More than 70 rural Alberta municipalities are asking the United Conservative Party to stop plans to create a provincial police force.
In a letter sent Monday to the premier, the group says the government has lost the trust of its constituents in its pursuit of a provincial police service “by not undertaking fulsome, open and transparent consultations with all those affected,” the letter reads.
The group — consisting of crime and police agencies, union, Victim Services, dozens of towns, villages and municipalities — says “Albertans have stated loud and clear that they do not want a costly new police service, with an overwhelming 84 per cent of Albertans wanting to keep and improve the Alberta RCMP.”
It is asking that resources shift towards increasing RCMP officers and improving social services.
“We felt that there would be an increase to costs,” said Wetaskiwin Mayor Tyler Gandam. “And, while they say it’s not going to be born by municipalities, it’s going to have to be somewhere.
“So, whether that comes as an income tax — or wherever it happens to happen — but in order to maintain that same level of service, there was going to be an increase to costs somewhere.”
Gandam says municipalities are worried they would have to shoulder the costs of the proposed change.
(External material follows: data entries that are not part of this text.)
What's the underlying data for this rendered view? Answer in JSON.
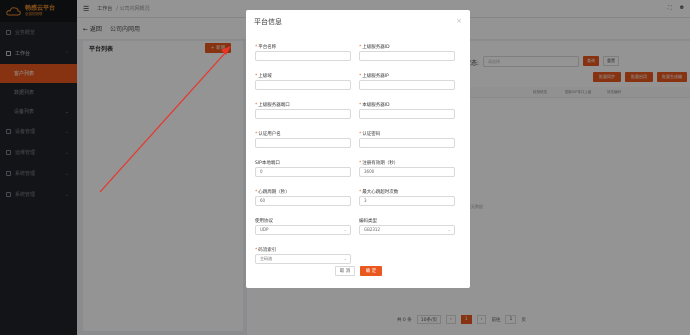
{
  "sidebar": {
    "logo_title": "畅感云平台",
    "logo_sub": "全感知物联",
    "items": [
      {
        "label": "业务概览"
      },
      {
        "label": "工作台"
      },
      {
        "label": "客户列表"
      },
      {
        "label": "数据列表"
      },
      {
        "label": "设备列表"
      },
      {
        "label": "设备管理"
      },
      {
        "label": "运维管理"
      },
      {
        "label": "系统管理"
      },
      {
        "label": "系统管理"
      }
    ]
  },
  "header": {
    "menu_icon": "menu-icon",
    "crumb": "工作台",
    "crumb2": "/ 公司内网概况"
  },
  "page": {
    "back": "← 返回",
    "title": "公司内网用"
  },
  "left_panel": {
    "title": "平台列表",
    "add_button": "+ 新增"
  },
  "right_panel": {
    "filter_label": "在线状态:",
    "filter_placeholder": "请选择",
    "search_button": "查询",
    "reset_button": "重置",
    "action_buttons": [
      "批量同步",
      "批量启用",
      "批量生成编"
    ],
    "columns": [
      "检测状态",
      "国标SIP本口上级",
      "状态编码"
    ],
    "empty_text": "暂无数据",
    "pager": {
      "total": "共 0 条",
      "page_size": "10条/页",
      "current": "1",
      "goto_label": "前往",
      "goto_value": "1",
      "goto_suffix": "页"
    }
  },
  "modal": {
    "title": "平台信息",
    "close": "×",
    "fields": [
      {
        "label": "平台名称",
        "required": true,
        "value": ""
      },
      {
        "label": "上级服务器ID",
        "required": true,
        "value": ""
      },
      {
        "label": "上级域",
        "required": true,
        "value": ""
      },
      {
        "label": "上级服务器IP",
        "required": true,
        "value": ""
      },
      {
        "label": "上级服务器端口",
        "required": true,
        "value": ""
      },
      {
        "label": "本级服务器ID",
        "required": true,
        "value": ""
      },
      {
        "label": "认证用户名",
        "required": true,
        "value": ""
      },
      {
        "label": "认证密码",
        "required": true,
        "value": ""
      },
      {
        "label": "SIP本地端口",
        "required": false,
        "value": "0"
      },
      {
        "label": "注册有效期（秒）",
        "required": true,
        "value": "3600"
      },
      {
        "label": "心跳周期（秒）",
        "required": true,
        "value": "60"
      },
      {
        "label": "最大心跳超时次数",
        "required": true,
        "value": "3"
      },
      {
        "label": "使用协议",
        "required": false,
        "value": "UDP",
        "select": true
      },
      {
        "label": "编码类型",
        "required": false,
        "value": "GB2312",
        "select": true
      },
      {
        "label": "码流索引",
        "required": true,
        "value": "主码流",
        "select": true
      }
    ],
    "cancel": "取 消",
    "ok": "确 定"
  },
  "colors": {
    "accent": "#e9581e",
    "sidebar": "#1f2329"
  }
}
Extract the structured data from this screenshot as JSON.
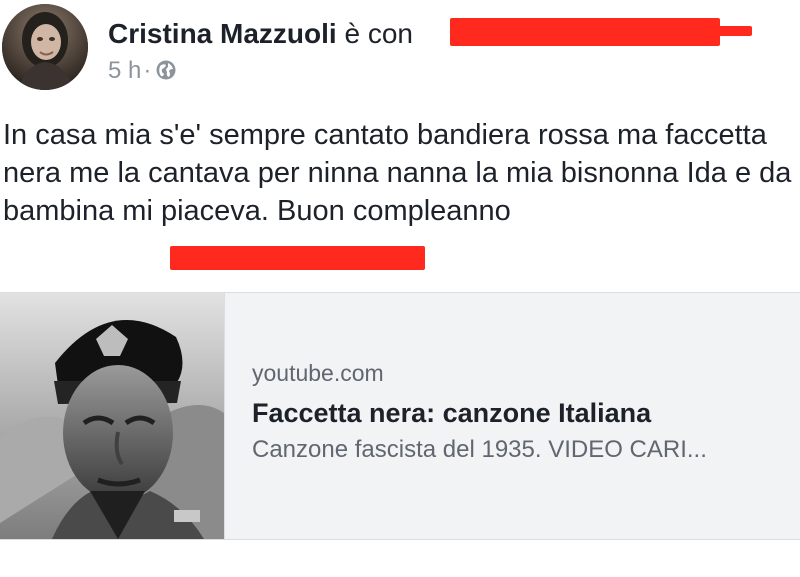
{
  "post": {
    "author": "Cristina Mazzuoli",
    "author_suffix": "è con",
    "time": "5 h",
    "separator": "·",
    "privacy_icon": "globe-icon",
    "text": "In casa mia s'e' sempre cantato bandiera rossa ma faccetta nera me la cantava per ninna nanna la mia bisnonna Ida e da bambina mi piaceva. Buon compleanno",
    "redaction_color": "#ff2a1d"
  },
  "link_preview": {
    "domain": "youtube.com",
    "title": "Faccetta nera: canzone Italiana",
    "description": "Canzone fascista del 1935. VIDEO CARI..."
  }
}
The letter states the province has not released a detailed funding model explaining who would be paying and the “transition study” was vague.
“One of the unintended consequences since the province started talking about a provincial police service is the RCMP’s improved level of service,” Gandam said.
“Maybe seeing some of the gaps they had before, reading the PWC report, working off of that and improve the level of service that they’re providing right now has been a great first step.”
The group is also calling on the province to hire more Crown prosecutors and appoint additional provincial court judges.
In an emailed statement, a spokesperson for Alberta Justice said the 100-page PwC report (October 2021) was “far from being vague.”
“PwC Canada developed a model that outlines how a made-in-Alberta provincial police service could put more frontline personnel in communities across the province — including mental health and addictions specialists — at a cost that is lower than, or equal to, the current RCMP contract policing model,” said Joseph Dow.
He added that the document and a 127-page future state report examine “the operational requirements, process steps and potential costs of a provincial police service,” as well as “outlining a potential organizational structure that includes increased mental health and addictions capacity within the police service that could help better address the root causes of crime.”
Dow said there were 60 meetings in late 2021 and early 2022 between department officials and municipalities, Métis and First Nations representatives across the province, “where JSG officials answered questions about the policing model and heard stakeholders’ opinions on the concepts being proposed.”
He said stakeholders have been asking government to provide more information about a potential transition to a provincial police service and have asked for more chances to ask questions and give feedback.
“Minister Shandro will be continuing those discussions with representatives of municipalities, Métis Settlements and First Nations in a series of meetings to be scheduled this summer,” Dow said, adding no final decisions have been made.